Quebec drug kingpin Jimmy Cournoyer began forming an empire after family fell apart

Ahead of his sentencing hearing in New York State next month on charges of drug trafficking, money laundering and others, Cournoyer is arguing that the seminal event in his 14-year crime spree was the day that his father walked out of the family home when he was just 16 years old. Two years later, his journey through the criminal underworld began: from small-time marijuana grower to cross-border pot trafficker to a gun-toting ecstasy dealer to the head of a sophisticated and violent criminal group that exported marijuana, imported cocaine and had the Hells Angels and Montreal mafia on speed dial for money and muscle, according to a pre-sentencing report by U.S. prosecutors who are seeking a 30-year sentence in Cournoyer’s drug trafficking case.
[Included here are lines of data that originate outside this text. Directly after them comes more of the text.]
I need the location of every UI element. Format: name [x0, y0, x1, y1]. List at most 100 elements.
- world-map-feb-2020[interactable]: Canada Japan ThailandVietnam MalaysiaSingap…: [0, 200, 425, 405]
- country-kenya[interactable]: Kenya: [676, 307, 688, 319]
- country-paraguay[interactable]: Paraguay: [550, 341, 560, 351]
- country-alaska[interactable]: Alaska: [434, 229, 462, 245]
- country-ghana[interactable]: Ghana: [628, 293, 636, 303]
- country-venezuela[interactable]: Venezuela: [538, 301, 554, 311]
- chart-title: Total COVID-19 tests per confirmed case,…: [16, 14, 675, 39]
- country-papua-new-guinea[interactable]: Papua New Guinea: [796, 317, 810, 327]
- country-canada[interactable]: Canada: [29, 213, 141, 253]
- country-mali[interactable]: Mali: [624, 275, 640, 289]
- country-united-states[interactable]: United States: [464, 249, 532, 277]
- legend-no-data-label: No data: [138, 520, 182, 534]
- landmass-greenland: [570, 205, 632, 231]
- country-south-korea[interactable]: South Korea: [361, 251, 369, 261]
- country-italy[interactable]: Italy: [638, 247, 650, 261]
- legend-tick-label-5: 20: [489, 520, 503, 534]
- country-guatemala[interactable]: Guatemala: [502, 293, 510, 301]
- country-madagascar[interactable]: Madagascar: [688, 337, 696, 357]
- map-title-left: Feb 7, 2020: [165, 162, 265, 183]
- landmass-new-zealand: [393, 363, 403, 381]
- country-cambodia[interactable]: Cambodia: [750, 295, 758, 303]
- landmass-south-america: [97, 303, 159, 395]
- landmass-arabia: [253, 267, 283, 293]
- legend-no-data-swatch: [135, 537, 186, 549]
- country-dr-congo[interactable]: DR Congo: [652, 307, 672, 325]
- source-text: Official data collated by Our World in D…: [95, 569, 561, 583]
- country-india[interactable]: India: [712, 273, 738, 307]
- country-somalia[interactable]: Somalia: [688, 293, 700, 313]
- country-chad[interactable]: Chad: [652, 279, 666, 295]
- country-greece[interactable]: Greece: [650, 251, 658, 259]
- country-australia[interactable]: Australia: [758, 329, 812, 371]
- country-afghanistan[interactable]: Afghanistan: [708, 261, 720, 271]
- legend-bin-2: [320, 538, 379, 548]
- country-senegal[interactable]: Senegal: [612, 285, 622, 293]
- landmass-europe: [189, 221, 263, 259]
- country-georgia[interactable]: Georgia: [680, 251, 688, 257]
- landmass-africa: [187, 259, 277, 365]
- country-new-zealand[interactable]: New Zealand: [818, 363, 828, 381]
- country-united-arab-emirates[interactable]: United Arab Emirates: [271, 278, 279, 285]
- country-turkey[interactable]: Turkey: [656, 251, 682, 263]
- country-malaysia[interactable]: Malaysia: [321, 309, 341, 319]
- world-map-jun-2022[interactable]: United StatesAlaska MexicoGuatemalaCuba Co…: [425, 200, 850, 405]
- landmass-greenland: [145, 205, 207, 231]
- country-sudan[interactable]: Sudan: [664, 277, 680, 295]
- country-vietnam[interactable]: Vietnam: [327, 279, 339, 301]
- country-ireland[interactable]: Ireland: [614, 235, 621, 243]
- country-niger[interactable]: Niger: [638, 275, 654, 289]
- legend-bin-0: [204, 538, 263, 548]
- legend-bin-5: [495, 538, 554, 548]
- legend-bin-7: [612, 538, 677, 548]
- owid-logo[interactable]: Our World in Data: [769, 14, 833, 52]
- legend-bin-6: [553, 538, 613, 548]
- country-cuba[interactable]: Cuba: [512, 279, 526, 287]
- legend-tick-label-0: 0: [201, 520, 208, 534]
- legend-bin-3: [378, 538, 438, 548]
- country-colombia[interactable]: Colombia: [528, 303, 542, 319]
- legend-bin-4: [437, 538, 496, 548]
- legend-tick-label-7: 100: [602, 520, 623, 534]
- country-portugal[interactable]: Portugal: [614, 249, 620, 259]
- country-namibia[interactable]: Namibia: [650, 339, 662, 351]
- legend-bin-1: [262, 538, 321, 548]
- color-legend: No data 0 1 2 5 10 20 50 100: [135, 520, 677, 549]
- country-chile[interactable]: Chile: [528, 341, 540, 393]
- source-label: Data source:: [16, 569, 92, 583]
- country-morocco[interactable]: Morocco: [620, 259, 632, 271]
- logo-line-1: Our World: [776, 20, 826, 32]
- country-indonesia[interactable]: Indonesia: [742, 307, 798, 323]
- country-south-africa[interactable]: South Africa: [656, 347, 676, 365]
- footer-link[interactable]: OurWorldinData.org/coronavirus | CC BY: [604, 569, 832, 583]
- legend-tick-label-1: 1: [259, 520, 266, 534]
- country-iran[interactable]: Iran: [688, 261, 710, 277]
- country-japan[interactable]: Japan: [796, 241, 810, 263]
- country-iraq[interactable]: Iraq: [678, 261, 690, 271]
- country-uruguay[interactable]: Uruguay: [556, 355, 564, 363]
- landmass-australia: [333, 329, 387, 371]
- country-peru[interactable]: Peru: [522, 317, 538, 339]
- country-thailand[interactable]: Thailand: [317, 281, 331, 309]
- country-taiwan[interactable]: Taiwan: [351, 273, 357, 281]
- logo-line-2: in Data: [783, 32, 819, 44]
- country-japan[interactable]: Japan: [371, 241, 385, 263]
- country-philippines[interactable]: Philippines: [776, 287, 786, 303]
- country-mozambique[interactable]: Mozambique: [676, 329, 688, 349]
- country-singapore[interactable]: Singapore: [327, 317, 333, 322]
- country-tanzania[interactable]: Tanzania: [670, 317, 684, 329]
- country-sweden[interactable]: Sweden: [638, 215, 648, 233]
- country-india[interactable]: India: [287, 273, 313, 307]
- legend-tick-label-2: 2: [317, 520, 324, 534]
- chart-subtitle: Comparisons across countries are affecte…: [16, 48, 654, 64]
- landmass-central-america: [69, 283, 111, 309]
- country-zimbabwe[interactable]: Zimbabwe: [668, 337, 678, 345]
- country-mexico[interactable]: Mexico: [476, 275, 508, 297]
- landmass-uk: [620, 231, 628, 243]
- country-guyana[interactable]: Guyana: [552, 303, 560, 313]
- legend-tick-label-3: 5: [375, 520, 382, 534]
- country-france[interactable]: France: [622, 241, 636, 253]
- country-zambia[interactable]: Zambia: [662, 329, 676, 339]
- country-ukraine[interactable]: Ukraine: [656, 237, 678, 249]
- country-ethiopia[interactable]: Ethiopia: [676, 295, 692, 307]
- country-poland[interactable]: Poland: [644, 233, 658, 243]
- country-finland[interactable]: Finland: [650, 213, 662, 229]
At his peak, the boy from the suburbs of Laval counted Ultimate Fighting champ Georges St-Pierre and Leonardo Di Caprio as his friends. He had a Brazilian-born model for his girlfriend and travelled in luxury vehicles. But he never hesitated to loosen his purse strings when it came to helping those most in need. And before the empire had taken shape, when he was first busted by Laval police in August 1998 with 11 marijuana plants and four bags of ready-to-sell weed at a modest apartment he shared with a girlfriend and brother Joey, the person in his life who was most in need was his mother, Linda Bremner. When father Richard Cournoyer departed the family home in 1996, he left three letters for his wife and two boys. His written words did little to prevent their emotional implosion.